Patients (N = 116) were randomly assigned to a control group (CG) or intervention group (IG). The IG received a video AFI on smart sensing, and the CG a control video. An online questionnaire was used to assess acceptance of smart sensing, performance expectancy, effort expectancy, facilitating conditions and social influence. The intervention effects of the AFI on acceptance were investigated. The determinants of acceptance were analyzed with structural equation modeling (SEM).

Results

The IG showed a moderate level of acceptance (M = 3.16, SD = 0.97), while the CG showed a low level (M = 2.76, SD = 1.0). The increase in acceptance showed a moderate effect in the intervention group (p < .05, d = 0.4).

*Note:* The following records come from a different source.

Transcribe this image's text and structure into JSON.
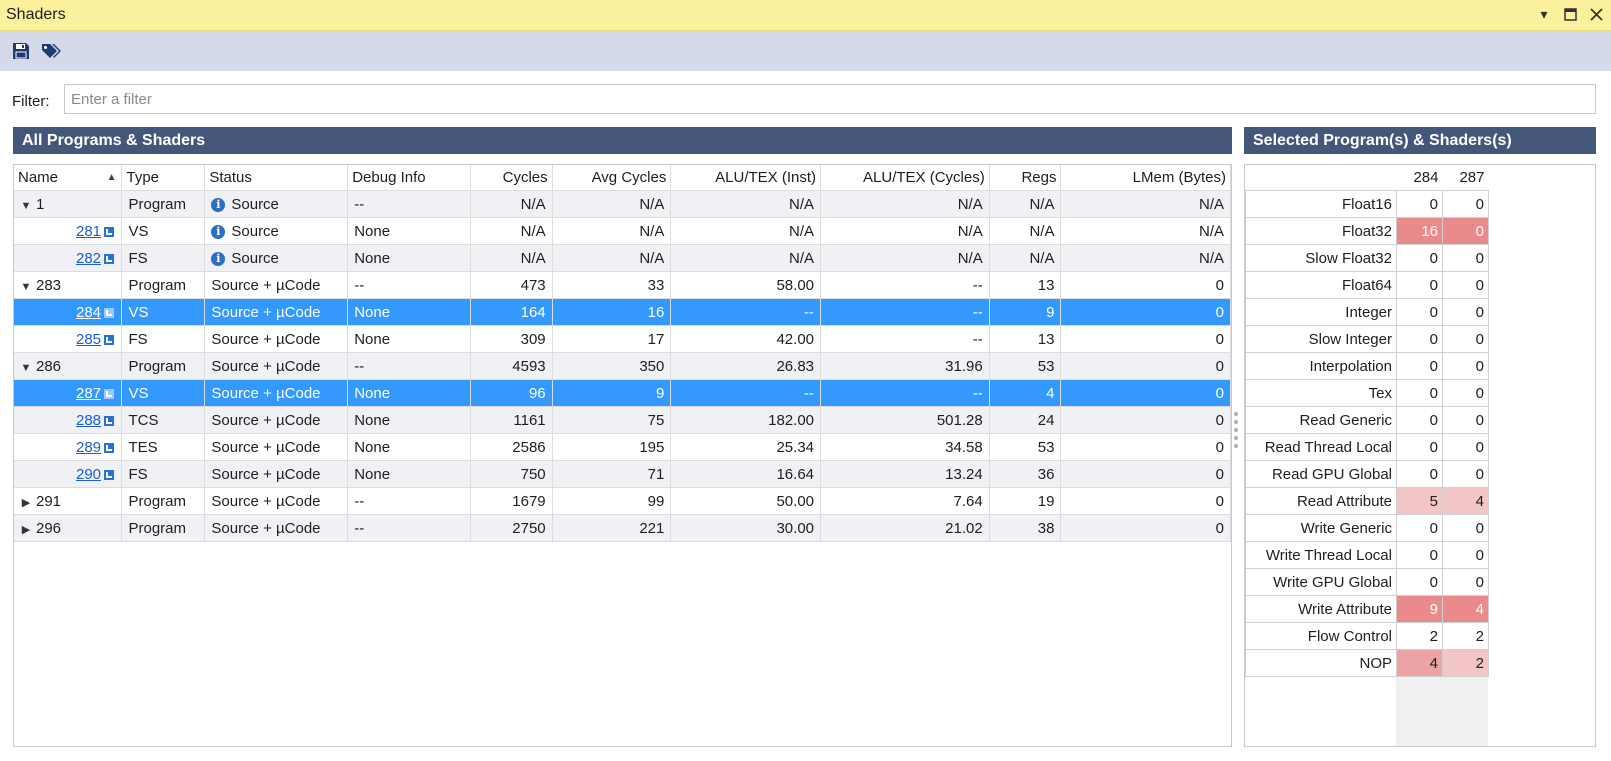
{
  "window": {
    "title": "Shaders"
  },
  "toolbar": {
    "save_icon": "save-icon",
    "tags_icon": "tags-icon"
  },
  "filter": {
    "label": "Filter:",
    "value": "",
    "placeholder": "Enter a filter"
  },
  "left_panel": {
    "title": "All Programs & Shaders",
    "columns": [
      "Name",
      "Type",
      "Status",
      "Debug Info",
      "Cycles",
      "Avg Cycles",
      "ALU/TEX (Inst)",
      "ALU/TEX (Cycles)",
      "Regs",
      "LMem (Bytes)"
    ],
    "sort_indicator": "▲",
    "rows": [
      {
        "name": "1",
        "kind": "parent",
        "expanded": true,
        "type": "Program",
        "status": "Source",
        "info": true,
        "debug": "--",
        "cycles": "N/A",
        "avg": "N/A",
        "alu_inst": "N/A",
        "alu_cyc": "N/A",
        "regs": "N/A",
        "lmem": "N/A",
        "selected": false
      },
      {
        "name": "281",
        "kind": "child",
        "type": "VS",
        "status": "Source",
        "info": true,
        "debug": "None",
        "cycles": "N/A",
        "avg": "N/A",
        "alu_inst": "N/A",
        "alu_cyc": "N/A",
        "regs": "N/A",
        "lmem": "N/A",
        "selected": false
      },
      {
        "name": "282",
        "kind": "child",
        "type": "FS",
        "status": "Source",
        "info": true,
        "debug": "None",
        "cycles": "N/A",
        "avg": "N/A",
        "alu_inst": "N/A",
        "alu_cyc": "N/A",
        "regs": "N/A",
        "lmem": "N/A",
        "selected": false
      },
      {
        "name": "283",
        "kind": "parent",
        "expanded": true,
        "type": "Program",
        "status": "Source + µCode",
        "info": false,
        "debug": "--",
        "cycles": "473",
        "avg": "33",
        "alu_inst": "58.00",
        "alu_cyc": "--",
        "regs": "13",
        "lmem": "0",
        "selected": false
      },
      {
        "name": "284",
        "kind": "child",
        "type": "VS",
        "status": "Source + µCode",
        "info": false,
        "debug": "None",
        "cycles": "164",
        "avg": "16",
        "alu_inst": "--",
        "alu_cyc": "--",
        "regs": "9",
        "lmem": "0",
        "selected": true
      },
      {
        "name": "285",
        "kind": "child",
        "type": "FS",
        "status": "Source + µCode",
        "info": false,
        "debug": "None",
        "cycles": "309",
        "avg": "17",
        "alu_inst": "42.00",
        "alu_cyc": "--",
        "regs": "13",
        "lmem": "0",
        "selected": false
      },
      {
        "name": "286",
        "kind": "parent",
        "expanded": true,
        "type": "Program",
        "status": "Source + µCode",
        "info": false,
        "debug": "--",
        "cycles": "4593",
        "avg": "350",
        "alu_inst": "26.83",
        "alu_cyc": "31.96",
        "regs": "53",
        "lmem": "0",
        "selected": false
      },
      {
        "name": "287",
        "kind": "child",
        "type": "VS",
        "status": "Source + µCode",
        "info": false,
        "debug": "None",
        "cycles": "96",
        "avg": "9",
        "alu_inst": "--",
        "alu_cyc": "--",
        "regs": "4",
        "lmem": "0",
        "selected": true
      },
      {
        "name": "288",
        "kind": "child",
        "type": "TCS",
        "status": "Source + µCode",
        "info": false,
        "debug": "None",
        "cycles": "1161",
        "avg": "75",
        "alu_inst": "182.00",
        "alu_cyc": "501.28",
        "regs": "24",
        "lmem": "0",
        "selected": false
      },
      {
        "name": "289",
        "kind": "child",
        "type": "TES",
        "status": "Source + µCode",
        "info": false,
        "debug": "None",
        "cycles": "2586",
        "avg": "195",
        "alu_inst": "25.34",
        "alu_cyc": "34.58",
        "regs": "53",
        "lmem": "0",
        "selected": false
      },
      {
        "name": "290",
        "kind": "child",
        "type": "FS",
        "status": "Source + µCode",
        "info": false,
        "debug": "None",
        "cycles": "750",
        "avg": "71",
        "alu_inst": "16.64",
        "alu_cyc": "13.24",
        "regs": "36",
        "lmem": "0",
        "selected": false
      },
      {
        "name": "291",
        "kind": "parent",
        "expanded": false,
        "type": "Program",
        "status": "Source + µCode",
        "info": false,
        "debug": "--",
        "cycles": "1679",
        "avg": "99",
        "alu_inst": "50.00",
        "alu_cyc": "7.64",
        "regs": "19",
        "lmem": "0",
        "selected": false
      },
      {
        "name": "296",
        "kind": "parent",
        "expanded": false,
        "type": "Program",
        "status": "Source + µCode",
        "info": false,
        "debug": "--",
        "cycles": "2750",
        "avg": "221",
        "alu_inst": "30.00",
        "alu_cyc": "21.02",
        "regs": "38",
        "lmem": "0",
        "selected": false
      }
    ]
  },
  "right_panel": {
    "title": "Selected Program(s) & Shaders(s)",
    "columns": [
      "284",
      "287"
    ],
    "rows": [
      {
        "label": "Float16",
        "values": [
          "0",
          "0"
        ],
        "heat": [
          "none",
          "none"
        ]
      },
      {
        "label": "Float32",
        "values": [
          "16",
          "0"
        ],
        "heat": [
          "strong",
          "strong"
        ]
      },
      {
        "label": "Slow Float32",
        "values": [
          "0",
          "0"
        ],
        "heat": [
          "none",
          "none"
        ]
      },
      {
        "label": "Float64",
        "values": [
          "0",
          "0"
        ],
        "heat": [
          "none",
          "none"
        ]
      },
      {
        "label": "Integer",
        "values": [
          "0",
          "0"
        ],
        "heat": [
          "none",
          "none"
        ]
      },
      {
        "label": "Slow Integer",
        "values": [
          "0",
          "0"
        ],
        "heat": [
          "none",
          "none"
        ]
      },
      {
        "label": "Interpolation",
        "values": [
          "0",
          "0"
        ],
        "heat": [
          "none",
          "none"
        ]
      },
      {
        "label": "Tex",
        "values": [
          "0",
          "0"
        ],
        "heat": [
          "none",
          "none"
        ]
      },
      {
        "label": "Read Generic",
        "values": [
          "0",
          "0"
        ],
        "heat": [
          "none",
          "none"
        ]
      },
      {
        "label": "Read Thread Local",
        "values": [
          "0",
          "0"
        ],
        "heat": [
          "none",
          "none"
        ]
      },
      {
        "label": "Read GPU Global",
        "values": [
          "0",
          "0"
        ],
        "heat": [
          "none",
          "none"
        ]
      },
      {
        "label": "Read Attribute",
        "values": [
          "5",
          "4"
        ],
        "heat": [
          "light",
          "light"
        ]
      },
      {
        "label": "Write Generic",
        "values": [
          "0",
          "0"
        ],
        "heat": [
          "none",
          "none"
        ]
      },
      {
        "label": "Write Thread Local",
        "values": [
          "0",
          "0"
        ],
        "heat": [
          "none",
          "none"
        ]
      },
      {
        "label": "Write GPU Global",
        "values": [
          "0",
          "0"
        ],
        "heat": [
          "none",
          "none"
        ]
      },
      {
        "label": "Write Attribute",
        "values": [
          "9",
          "4"
        ],
        "heat": [
          "strong",
          "strong"
        ]
      },
      {
        "label": "Flow Control",
        "values": [
          "2",
          "2"
        ],
        "heat": [
          "none",
          "none"
        ]
      },
      {
        "label": "NOP",
        "values": [
          "4",
          "2"
        ],
        "heat": [
          "medium",
          "light"
        ]
      }
    ]
  },
  "colors": {
    "title_bar": "#fbf09d",
    "toolbar": "#d5dae9",
    "panel_header": "#44577a",
    "selection": "#3399ff",
    "heat_none": "#ffffff",
    "heat_light": "#f2c6c6",
    "heat_medium": "#eda3a3",
    "heat_strong": "#ea8a8a",
    "link": "#1a5fd1"
  }
}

For the IG, performance expectancy (M = 3.92, SD = 0.7), effort expectancy (M = 3.90, SD = 0.98) as well as facilitating conditions (M = 3.91, SD = 0.93) achieved high levels. Performance expectancy (γ = 0.63, p < .001) and effort expectancy (γ = 0.36, p < .001) were identified as the core determinants of acceptance explaining 71.1% of its variance. The fit indices supported the model's validity (CFI = .95, TLI = .93, RMSEA = .08).

Discussion

The low acceptance in the CG suggests that enhancing the acceptance should be considered, potentially increasing the use and adherence to the technology. The current AFI was effective in doing so and is thus a promising approach. The IG also showed significantly higher performance expectancy and social influence and, in general, a strong expression of the UTAUT factors. The results support the applicability of the UTAUT in the context of smart sensing in a clinical sample, as the included predictors were able to explain a great amount of the variance of acceptance.